— Да, Ревекка, — сказал храмовник, — я именно таков, как ты говоришь: неукротимый, своевольный и гордый тем, что среди толпы пустоголовых глупцов и ловких ханжей я сохранил силу духа, возвышающую меня над ними. Я с юности приучался к воинским подвигам, стремился к высоким целям и преследовал их упорно и непоколебимо. Таким я и останусь: гордым, непреклонным, неизменным. Мир увидит это, я покажу ему себя; но ты прощаешь меня, Ревекка?
— Так искренне, как только может жертва простить своему палачу.
— Прощай, — сказал храмовник и вышел из комнаты.
Прецептор Альберт Мальвуазен с нетерпением ожидал в соседнем зале возвращения Буагильбера.
— Как ты замешкался! — сказал Альберт. — Я был вне себя от беспокойства. Что, если бы гроссмейстер или Конрад, его шпион, вздумали зайти сюда? Дорого бы я поплатился за своё снисхождение!.. Но что с тобою, брат? Ты еле держишься на ногах, и лицо твоё мрачно, как ночь. Здоров ли ты, Буагильбер?
— Здоров, — отвечал храмовник, — здоров, как несчастный, который знает, что через час его казнят. Да нет, впрочем, — вдвое хуже, потому что иные из приговорённых к смерти расстаются с жизнью, как с изношенной одеждой. Клянусь небесами, Мальвуазен, эта девушка превратила меня в тряпку! Я почти решился идти к гроссмейстеру, бросить ему в лицо отречение от ордена и отказаться от жестокости, которую навязал мне этот тиран.
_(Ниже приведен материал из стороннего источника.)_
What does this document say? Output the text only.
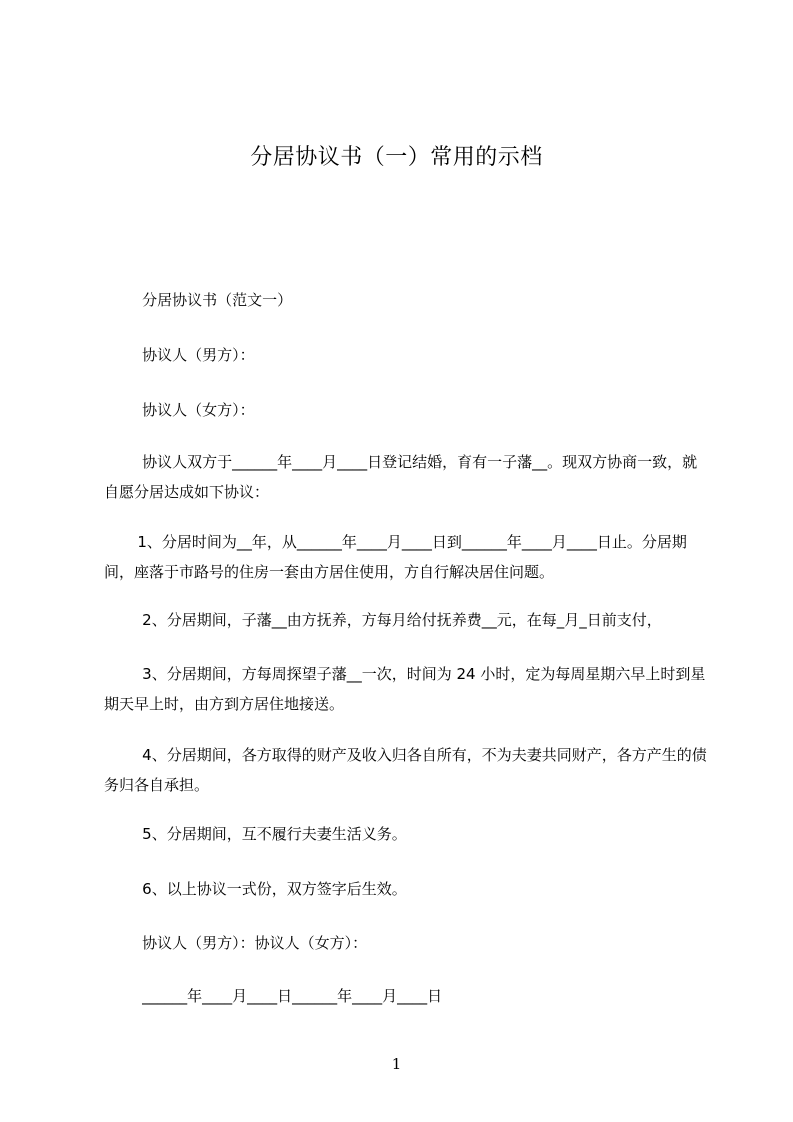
分居协议书（一）常用的示档
分居协议书（范文一）
协议人（男方）：
协议人（女方）：
协议人双方于______年____月____日登记结婚，育有一子藩__。现双方协商一致，就自愿分居达成如下协议：
1、分居时间为__年，从______年____月____日到______年____月____日止。分居期间，座落于市路号的住房一套由方居住使用，方自行解决居住问题。
2、分居期间，子藩__由方抚养，方每月给付抚养费__元，在每_月_日前支付，
3、分居期间，方每周探望子藩__一次，时间为 24 小时，定为每周星期六早上时到星期天早上时，由方到方居住地接送。
4、分居期间，各方取得的财产及收入归各自所有，不为夫妻共同财产，各方产生的债务归各自承担。
5、分居期间，互不履行夫妻生活义务。
6、以上协议一式份，双方签字后生效。
协议人（男方）：协议人（女方）：
______年____月____日______年____月____日
1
— Ты с ума сошёл! — сказал Мальвуазен. — Таким поступком ты погубишь себя, но не спасёшь еврейку, которая, по всему видно, так дорога тебе. Бомануар выберет вместо тебя кого-нибудь другого на защиту ордена, и осуждённая всё равно погибнет.
— Вздор! Я сам выступлю на её защиту, — ответил храмовник надменно, — и тебе, Мальвуазен, я думаю, известно, что во всём ордене не найдётся бойца, способного выдержать удар моего копья.
— Эх, — сказал лукавый советчик, — ты совсем упускаешь из виду, что тебе не дадут ни случая, ни возможности выполнить твой безумный план. Попробуй пойти к Луке Бомануару, объяви ему о своём отречении от клятвы послушания и посмотри, долго ли после этого деспотичный старик оставит тебя на свободе. Ты едва успеешь произнести эти слова, как очутишься на сто футов под землёй, в темнице тюремной башни прецептории, где будешь ждать суда, — а судить тебя будут, как подлого отступника и малодушного рыцаря. Если же решат, что всё-таки ты околдован, тебя закуют в цепи, отвезут в какой-нибудь отдалённый монастырь, запрут в уединённую келью, и ты будешь валяться там на соломе, в темноте, одуревший от заклинаний и насквозь промокший от святой воды, которой будут тебя усердно поливать, чтобы изгнать из тебя беса. Нет, ты должен явиться на ристалище, Бриан, иначе ты погиб!